This is a follow up to a previous Journal entry where I mentioned a story about "borrowed" specie, see Journal entry "But it was obsolete before I opened the box" for additional info on The Bank of Allegan and Michigan "wildcat" banks in general.
Here is an Obsolete banknote from another wildcat bank, The Bank Of Singapore (Michigan), organized Dec. 7, 1837, closed 1839. The settlement of Singapore was established in 1836 and subsequently abandoned by 1875 when the last saw mill was moved. Nothing visible remains of the settlement as anything that was left behind including buildings was buried by the shifting dune sands located along Lake Michigan.
The Bank of Singapore issued notes in denominations of $1, $2, $3 & $5, which was common for the time period and type of bank. The bills were printed by Rawdon, Wright & Hatch of New York, the denominations were printed on one side of a single sheet, these sheets were then shipped to the Bank and stored as remainders, as notes were needed the sheets were cut then signed and dated by the Cashier (Rob Hill) and Bank President (Daniel S. Wilder), both signatures are present on this note. It is common to find 1837 notes dated Dec 25 and Jan 1, this note is dated Jan 10, 1838. Records indicate that banknotes valued at $15,952 were put into circulation, this would be equal to about 1,450 sheets or roughly 5,800 individual bills if complete sheets were cut. The hard money or specie reserve (which should have totaled $15,000 based on the bank's capital stock, but probably wasn't even when it was present) was kept in the vault in an old nail keg.
As was common at this time Banks pooled their specie and shipped it from bank to bank ahead of the inspectors who were there to verify these banks had enough specie on hand to back the notes being issued, this leads to the story mentioned in a previous Journal entry. The Bank of Allegan and the Bank of Singapore being "neighbors" commonly pooled their specie, after the state bank inspector viewed and counted the pooled specie at the Bank of Allegan the bag of gold was quickly packed up and given to a local Native American, who loaded it into his canoe to transport it down the Kalamazoo River to The Bank of Singapore, which was the inspectors next stop. The inspector was in route to Singapore via horseback and roads being nonexistent in those days, traveling by canoe down the river was the fastest mode of travel. The Native American, paddling swiftly to beat the bank inspector, hit an obstacle in the river and capsized. The bag of gold sank to the bottom in a particularly deep part of the river, the man righted his canoe and rushed ahead to tell the Bank officials at Singapore what happened, immediately a plan was devised. The local blacksmith began to fashion a drag hook to retrieve the gold, in the meantime a dispatch was sent to the town of New Richmond, centrally located between the two banks at a ferry crossing. The inspector was plied with food and drink, a party was staged and night's logging offered. Meanwhile, downstream the men of Singapore were using the hook on the end of a dragline to recover the bag of gold from the river, the gold was pulled from the river and sent to the bank to dry out.
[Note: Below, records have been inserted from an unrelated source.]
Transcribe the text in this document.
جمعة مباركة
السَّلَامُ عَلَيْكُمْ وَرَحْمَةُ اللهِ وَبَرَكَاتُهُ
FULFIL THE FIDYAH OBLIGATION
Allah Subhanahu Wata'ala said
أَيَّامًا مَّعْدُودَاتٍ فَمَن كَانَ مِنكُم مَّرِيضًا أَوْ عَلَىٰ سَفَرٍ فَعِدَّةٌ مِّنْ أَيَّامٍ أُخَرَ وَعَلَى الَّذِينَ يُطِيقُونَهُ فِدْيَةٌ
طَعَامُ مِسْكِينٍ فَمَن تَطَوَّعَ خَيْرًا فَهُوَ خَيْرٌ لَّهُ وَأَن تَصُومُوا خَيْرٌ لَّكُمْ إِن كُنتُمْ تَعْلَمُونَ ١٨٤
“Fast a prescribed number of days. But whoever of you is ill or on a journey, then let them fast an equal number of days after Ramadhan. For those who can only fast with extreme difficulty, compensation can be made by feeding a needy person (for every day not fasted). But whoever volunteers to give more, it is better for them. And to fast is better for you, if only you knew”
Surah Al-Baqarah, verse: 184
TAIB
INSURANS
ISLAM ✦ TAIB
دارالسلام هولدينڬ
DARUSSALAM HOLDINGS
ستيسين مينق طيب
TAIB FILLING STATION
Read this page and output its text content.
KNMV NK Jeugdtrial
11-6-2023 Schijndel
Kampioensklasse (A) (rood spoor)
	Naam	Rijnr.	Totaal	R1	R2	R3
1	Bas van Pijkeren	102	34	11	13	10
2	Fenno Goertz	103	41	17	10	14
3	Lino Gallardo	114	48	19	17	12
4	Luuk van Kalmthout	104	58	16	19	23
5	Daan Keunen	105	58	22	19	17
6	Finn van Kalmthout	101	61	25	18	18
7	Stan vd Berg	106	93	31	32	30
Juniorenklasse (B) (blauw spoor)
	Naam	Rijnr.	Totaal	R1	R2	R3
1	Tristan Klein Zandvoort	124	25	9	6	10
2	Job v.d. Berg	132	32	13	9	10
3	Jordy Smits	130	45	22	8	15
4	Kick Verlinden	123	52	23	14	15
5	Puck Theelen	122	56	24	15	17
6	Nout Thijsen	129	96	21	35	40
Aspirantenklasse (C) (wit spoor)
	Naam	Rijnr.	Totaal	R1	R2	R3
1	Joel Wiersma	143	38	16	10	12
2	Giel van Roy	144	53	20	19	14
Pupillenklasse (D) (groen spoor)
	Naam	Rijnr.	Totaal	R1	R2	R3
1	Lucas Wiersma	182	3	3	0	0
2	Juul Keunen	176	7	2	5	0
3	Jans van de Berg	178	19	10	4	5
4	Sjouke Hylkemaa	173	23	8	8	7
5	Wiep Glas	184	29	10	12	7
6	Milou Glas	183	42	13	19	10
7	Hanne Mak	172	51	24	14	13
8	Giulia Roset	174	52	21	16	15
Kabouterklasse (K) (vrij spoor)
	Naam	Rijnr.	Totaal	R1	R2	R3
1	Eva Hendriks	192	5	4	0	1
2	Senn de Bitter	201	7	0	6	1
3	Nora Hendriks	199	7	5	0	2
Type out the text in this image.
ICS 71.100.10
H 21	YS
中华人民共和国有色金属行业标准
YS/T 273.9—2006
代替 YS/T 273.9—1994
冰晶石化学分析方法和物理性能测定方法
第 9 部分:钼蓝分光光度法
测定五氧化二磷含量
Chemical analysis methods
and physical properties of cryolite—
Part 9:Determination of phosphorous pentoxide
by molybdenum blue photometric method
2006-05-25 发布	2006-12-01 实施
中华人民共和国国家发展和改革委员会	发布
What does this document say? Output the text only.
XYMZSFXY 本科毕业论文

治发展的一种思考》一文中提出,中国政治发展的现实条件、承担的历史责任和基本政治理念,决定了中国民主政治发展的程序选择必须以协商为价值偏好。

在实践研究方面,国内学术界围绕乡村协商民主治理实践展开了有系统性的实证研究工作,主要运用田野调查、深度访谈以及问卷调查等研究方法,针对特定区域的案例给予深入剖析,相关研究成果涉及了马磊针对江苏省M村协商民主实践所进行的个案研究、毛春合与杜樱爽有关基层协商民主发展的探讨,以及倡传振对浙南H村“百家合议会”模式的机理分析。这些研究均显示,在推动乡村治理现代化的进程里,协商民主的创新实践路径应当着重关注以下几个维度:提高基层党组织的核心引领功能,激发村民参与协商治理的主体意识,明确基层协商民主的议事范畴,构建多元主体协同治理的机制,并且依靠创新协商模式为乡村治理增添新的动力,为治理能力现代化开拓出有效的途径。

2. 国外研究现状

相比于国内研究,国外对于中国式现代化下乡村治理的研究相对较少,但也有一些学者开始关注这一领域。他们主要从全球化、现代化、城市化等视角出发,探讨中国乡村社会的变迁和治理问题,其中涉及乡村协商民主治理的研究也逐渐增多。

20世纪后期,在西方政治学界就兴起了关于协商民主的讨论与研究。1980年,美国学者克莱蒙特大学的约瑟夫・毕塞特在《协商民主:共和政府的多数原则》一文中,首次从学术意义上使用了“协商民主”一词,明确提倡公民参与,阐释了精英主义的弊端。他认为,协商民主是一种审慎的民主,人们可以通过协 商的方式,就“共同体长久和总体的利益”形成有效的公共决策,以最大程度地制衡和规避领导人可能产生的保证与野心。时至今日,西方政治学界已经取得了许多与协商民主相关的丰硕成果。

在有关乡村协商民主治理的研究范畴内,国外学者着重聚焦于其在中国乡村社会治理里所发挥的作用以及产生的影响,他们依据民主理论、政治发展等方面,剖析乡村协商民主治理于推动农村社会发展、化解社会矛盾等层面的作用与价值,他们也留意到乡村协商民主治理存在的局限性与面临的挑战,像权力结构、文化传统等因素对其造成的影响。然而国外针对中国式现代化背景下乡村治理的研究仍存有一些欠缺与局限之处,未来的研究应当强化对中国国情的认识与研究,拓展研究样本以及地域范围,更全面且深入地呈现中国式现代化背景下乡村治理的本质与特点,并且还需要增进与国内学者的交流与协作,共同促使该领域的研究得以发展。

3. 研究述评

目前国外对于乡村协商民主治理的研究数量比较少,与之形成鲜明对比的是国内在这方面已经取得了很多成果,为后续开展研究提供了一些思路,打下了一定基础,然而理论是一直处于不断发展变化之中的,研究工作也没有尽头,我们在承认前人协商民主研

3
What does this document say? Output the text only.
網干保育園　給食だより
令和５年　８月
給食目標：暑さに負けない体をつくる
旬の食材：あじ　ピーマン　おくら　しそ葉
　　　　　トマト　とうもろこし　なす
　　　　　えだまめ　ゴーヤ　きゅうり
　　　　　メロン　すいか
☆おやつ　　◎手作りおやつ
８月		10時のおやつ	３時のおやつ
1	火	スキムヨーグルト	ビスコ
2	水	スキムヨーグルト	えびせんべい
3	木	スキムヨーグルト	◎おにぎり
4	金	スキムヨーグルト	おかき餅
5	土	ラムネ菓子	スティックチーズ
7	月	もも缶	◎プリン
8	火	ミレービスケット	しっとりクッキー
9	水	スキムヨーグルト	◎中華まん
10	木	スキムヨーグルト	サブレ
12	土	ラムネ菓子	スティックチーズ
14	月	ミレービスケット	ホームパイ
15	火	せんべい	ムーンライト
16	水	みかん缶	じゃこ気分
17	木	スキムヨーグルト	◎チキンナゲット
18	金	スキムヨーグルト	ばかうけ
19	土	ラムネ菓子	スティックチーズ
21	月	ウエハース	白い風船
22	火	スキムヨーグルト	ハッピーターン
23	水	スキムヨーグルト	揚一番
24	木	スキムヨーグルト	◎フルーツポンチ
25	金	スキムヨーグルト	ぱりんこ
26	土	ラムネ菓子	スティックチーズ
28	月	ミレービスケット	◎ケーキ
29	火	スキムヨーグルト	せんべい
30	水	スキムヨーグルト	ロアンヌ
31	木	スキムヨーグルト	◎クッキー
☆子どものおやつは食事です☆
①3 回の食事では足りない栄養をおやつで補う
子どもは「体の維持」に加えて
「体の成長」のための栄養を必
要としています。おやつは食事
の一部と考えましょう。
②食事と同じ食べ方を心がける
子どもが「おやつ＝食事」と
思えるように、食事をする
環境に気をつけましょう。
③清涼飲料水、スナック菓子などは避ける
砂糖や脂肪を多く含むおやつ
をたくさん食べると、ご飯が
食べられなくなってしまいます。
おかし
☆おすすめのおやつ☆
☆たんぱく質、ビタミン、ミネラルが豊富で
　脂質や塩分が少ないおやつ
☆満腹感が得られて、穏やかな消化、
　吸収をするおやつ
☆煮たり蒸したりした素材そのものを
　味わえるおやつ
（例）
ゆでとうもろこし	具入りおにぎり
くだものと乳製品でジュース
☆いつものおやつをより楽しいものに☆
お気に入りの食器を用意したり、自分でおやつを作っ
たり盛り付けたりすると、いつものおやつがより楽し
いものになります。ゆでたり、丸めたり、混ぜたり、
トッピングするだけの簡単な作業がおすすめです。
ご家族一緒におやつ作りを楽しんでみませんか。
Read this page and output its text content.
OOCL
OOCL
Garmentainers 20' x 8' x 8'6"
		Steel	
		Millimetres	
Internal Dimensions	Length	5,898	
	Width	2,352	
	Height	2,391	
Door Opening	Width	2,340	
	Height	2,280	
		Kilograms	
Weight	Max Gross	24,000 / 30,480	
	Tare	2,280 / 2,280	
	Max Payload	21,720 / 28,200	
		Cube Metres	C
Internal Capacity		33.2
Word was sent that the inspector could proceed and a short time later (maybe the next day) the inspector and specie met again at the Singapore Bank.
Another story involved a local merchant who purchased a supply of boots, boots being in short supply and the locals being desperate for them tried to pay with banknotes from The Bank of Singapore, the merchant refused to accept the notes. This did not suit the officers of the bank so they promised to redeem their bills from the merchant with eastern money in time for him to remit to his dealers. The parties agreed and the entire stock of boots was sold out, amounting to about $600. On the day the Bank was supposed to redeem the money, they were unprepared and pushed the date back, this went on for over a month. Having run out of time and at his wit's end the merchant knowing where the cashier resided and suspecting he carried the "good money" of the bank with him decided to wake him one morning. The merchant went to the clerks room, entered and locked the door, then woke the clerk, laid the wildcat bills on the bed, drew his pistol and demanded the exchange be made then and there. Suffice to say the clerk made the exchange, having raised his pillow and removing a roll containing about $1,000 (the total genuine capital of the bank), $600 was given to the merchant leaving the bank with $400 of good money.
The charter of the Bank of Singapore was formally annulled by the Michigan Legislature on February 16, 1842, along with charters of most of the other wildcat banks of Michigan. One evening several locals were invited to the home of one of the officers of the Bank of Singapore to witness the destruction of the bills on hand at the bank at the time of suspension. There was a 4" x 4" table covered with bills in packages lying in piles from three to six inches deep. These were burned in a stove and "sufficed for boiling a tea kettle twice", or so the story goes.
Remainders are fairly common with these notes, including uncut sheets. I've read stories and first hand accounts of people lining their boots with uncut sheets or stuffing them into the cracks of walls to keep drafts out or pillows. Signed notes are much harder to come by as most (it seems) were destroyed. It's not a bad looking note, with a depiction of Justice & Liberty on the left, a factory and canal on the right and a depiction of a port in the center. They definitely didn't skimp out on the ink for these notes.